Los caballeros tras ella se sorprendieron al ver el abrazo entre padre e hija, pero saludaron con alegría al lord.

—No sabía que veníais —le dijo Sarah, con las mejillas sonrosadas de la emoción, y Wulfgar las acarició con el dorso de sus dedos.

—¿Me extrañasteis?

—¡Mucho! —exclamó ella abrazándolo de nuevo, y Wulfgar se echó a reír.

—Mi lord, bienvenido a Pembroke —dijo un caballero presentado sus saludos, y Wulfgar asintió.

—Sólo estoy de paso. Me encamino a Londres con unos cuantos de mis hombres, y decidí hacer una parada aquí para saludar a mi hija, y a lord Pembroke.

—Lord Pembroke no se encuentra en el castillo en estos momentos —dijo sir Arthur—. Pero estoy seguro de que lady Lettice se alegrará con vuestra visita—. Wulfgar asintió ante aquella información, y a Sarah le pareció que lucía un poco tenso.

—Sue —dijo Sarah llamando a su doncella—. Por favor, facilítale a mi padre las cosas para que pueda darse un baño —Wulfgar miró a su hija con una sonrisa—. Debéis estar harto del polvo del camino.

—¿No es mi hija la dama más perfecta en todo el reino? —sonrió lord Wulfgar, y los caballeros se apresuraron a dar su asentimiento a aquella pregunta.

—Os invitaríamos a entrenar, pero seguro que estáis cansado del viaje.

—No tanto. Y me viene bien ejercitar un poco el brazo.

—Vuestro brazo no necesita entrenamiento —rebatió Sarah, casi empujándolo al interior del castillo. Los caballeros seguían sorprendidos, nunca habían visto que una dama interactuara tan libremente con su padre—. Lo que necesitáis es un baño, buena comida y descanso.

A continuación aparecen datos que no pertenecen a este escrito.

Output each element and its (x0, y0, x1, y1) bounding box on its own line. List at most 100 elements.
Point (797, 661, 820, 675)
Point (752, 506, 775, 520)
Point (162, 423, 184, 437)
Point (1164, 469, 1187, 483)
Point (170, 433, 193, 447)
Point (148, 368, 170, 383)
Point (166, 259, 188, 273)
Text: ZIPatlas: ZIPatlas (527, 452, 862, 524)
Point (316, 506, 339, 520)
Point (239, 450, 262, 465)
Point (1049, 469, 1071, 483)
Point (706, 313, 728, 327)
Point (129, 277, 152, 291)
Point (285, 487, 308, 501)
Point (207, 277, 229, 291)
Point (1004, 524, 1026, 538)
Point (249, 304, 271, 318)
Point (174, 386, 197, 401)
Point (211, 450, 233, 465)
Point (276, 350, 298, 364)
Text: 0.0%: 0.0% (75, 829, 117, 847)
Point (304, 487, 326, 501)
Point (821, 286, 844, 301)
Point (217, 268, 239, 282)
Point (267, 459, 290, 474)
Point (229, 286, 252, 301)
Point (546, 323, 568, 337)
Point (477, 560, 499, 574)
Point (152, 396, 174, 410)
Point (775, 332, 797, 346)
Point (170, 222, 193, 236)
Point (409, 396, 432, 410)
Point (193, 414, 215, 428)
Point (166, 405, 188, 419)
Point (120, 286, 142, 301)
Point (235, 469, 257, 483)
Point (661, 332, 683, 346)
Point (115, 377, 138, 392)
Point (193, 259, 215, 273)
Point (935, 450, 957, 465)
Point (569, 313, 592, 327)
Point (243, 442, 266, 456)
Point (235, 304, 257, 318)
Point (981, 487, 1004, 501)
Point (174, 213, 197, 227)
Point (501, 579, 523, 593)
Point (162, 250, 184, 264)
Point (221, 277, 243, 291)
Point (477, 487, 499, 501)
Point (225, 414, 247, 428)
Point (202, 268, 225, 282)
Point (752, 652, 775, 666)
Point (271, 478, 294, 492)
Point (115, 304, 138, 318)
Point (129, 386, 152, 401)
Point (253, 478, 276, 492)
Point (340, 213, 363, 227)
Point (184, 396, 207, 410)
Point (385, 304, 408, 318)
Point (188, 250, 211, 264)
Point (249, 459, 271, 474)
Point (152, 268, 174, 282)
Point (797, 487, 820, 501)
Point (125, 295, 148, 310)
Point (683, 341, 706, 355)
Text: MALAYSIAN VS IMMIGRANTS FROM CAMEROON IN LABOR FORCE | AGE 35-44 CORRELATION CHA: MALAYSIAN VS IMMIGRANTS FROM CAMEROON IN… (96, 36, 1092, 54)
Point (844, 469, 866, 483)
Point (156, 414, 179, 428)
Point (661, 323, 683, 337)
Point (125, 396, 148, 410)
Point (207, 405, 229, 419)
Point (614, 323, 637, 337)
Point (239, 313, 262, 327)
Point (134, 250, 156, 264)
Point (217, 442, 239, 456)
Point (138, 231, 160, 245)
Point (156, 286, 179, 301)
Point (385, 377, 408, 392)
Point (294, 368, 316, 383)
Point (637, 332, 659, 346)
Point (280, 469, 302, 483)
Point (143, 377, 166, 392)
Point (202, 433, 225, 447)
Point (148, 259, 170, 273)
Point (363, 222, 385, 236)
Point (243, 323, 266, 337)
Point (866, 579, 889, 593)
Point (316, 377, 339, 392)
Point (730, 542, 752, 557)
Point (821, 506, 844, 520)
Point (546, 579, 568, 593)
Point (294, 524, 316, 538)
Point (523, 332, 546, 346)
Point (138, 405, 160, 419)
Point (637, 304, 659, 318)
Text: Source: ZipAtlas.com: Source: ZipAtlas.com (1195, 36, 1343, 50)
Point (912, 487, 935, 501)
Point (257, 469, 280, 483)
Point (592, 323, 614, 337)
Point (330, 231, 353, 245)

—Tardaréis por lo menos una hora en conseguirme todo eso, y mientras tanto, puedo aprovecharlo aquí, con estos nobles caballeros —dijo casi al tiempo que se quitaba su capa de viaje y se encaminaba al centro del patio.

Sarah casi resopló. Ya su madre se había quejado antes por esa afición de los hombres por la actividad física, y tenía toda la razón. Su padre adoraba ejercitarse con la espada, el arco, o cualquier otra arma.

Lo vio derrotar a dos hombres sin esfuerzo, el tercero se le resistió un poco, pero minutos después cayó al suelo con la espada de su padre muy cerca de su cuello.